The regulating AI helps some very powerful and rich interests. It one helps the expansion and powerbase of unelected bureaucrats. If they don't like you, they can just create a regulation and fine you. It also provides the regulatory capture necessary for big business not to be disrupted by start-ups. Don't worry about competition eating you lunch, they can't get through the red tape. So, don't be surprised when CEOs and fund managers are eager to point out how scary AI is and needs to be regulated. Worse yet, you can slow AI in America, maybe the EU, but Chinese interests will go unabated.
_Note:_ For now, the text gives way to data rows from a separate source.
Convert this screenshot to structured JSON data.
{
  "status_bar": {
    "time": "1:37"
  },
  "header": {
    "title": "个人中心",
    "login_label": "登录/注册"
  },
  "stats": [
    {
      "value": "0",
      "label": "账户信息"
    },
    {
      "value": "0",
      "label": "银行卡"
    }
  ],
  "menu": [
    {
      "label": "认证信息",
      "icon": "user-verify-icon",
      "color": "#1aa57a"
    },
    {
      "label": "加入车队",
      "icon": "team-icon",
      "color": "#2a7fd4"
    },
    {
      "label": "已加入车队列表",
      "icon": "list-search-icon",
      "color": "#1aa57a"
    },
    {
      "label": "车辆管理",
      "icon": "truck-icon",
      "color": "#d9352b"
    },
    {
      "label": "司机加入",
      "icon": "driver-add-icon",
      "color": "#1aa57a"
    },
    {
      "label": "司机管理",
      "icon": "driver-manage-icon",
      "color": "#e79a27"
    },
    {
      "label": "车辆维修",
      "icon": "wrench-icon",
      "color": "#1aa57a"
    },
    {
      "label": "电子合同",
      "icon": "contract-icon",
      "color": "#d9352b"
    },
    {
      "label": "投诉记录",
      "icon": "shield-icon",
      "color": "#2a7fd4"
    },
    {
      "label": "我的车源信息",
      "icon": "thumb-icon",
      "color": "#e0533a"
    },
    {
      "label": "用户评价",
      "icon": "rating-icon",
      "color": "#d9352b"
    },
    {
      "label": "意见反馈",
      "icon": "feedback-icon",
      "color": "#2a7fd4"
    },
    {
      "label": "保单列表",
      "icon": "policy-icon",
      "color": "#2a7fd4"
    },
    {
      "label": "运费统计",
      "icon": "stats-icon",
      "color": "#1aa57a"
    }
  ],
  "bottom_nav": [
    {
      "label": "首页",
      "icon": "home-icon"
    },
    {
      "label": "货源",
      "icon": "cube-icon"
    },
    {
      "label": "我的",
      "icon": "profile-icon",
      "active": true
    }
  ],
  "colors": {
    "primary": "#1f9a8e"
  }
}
This will give the genocidal regime in history a leg up on everyone else. Calls for regulating AI because they can kill become a self-fulfilling prophecy when national security threats have better systems because they don't have the red tape.


So, if you want to kill any meaningful technology developments that could improve people's quality of life, help powerful political and financial interests, and then go on to create massive national security threats, by all means, listen to Glen Beck. If AI does have dangers associated with it (everything does) then you need more eyes on it, not less. The best way to do that isn't regulation, it's propagation. Teach ten-year-olds to set up their own transformers with their own data sets. Cultivate as many AI experts in the field as possible. Make it commonplace, that's how people can see what really is a danger and what is fear mongering. Keeping it in the hands of a selected few puts us all in danger, from something far worse.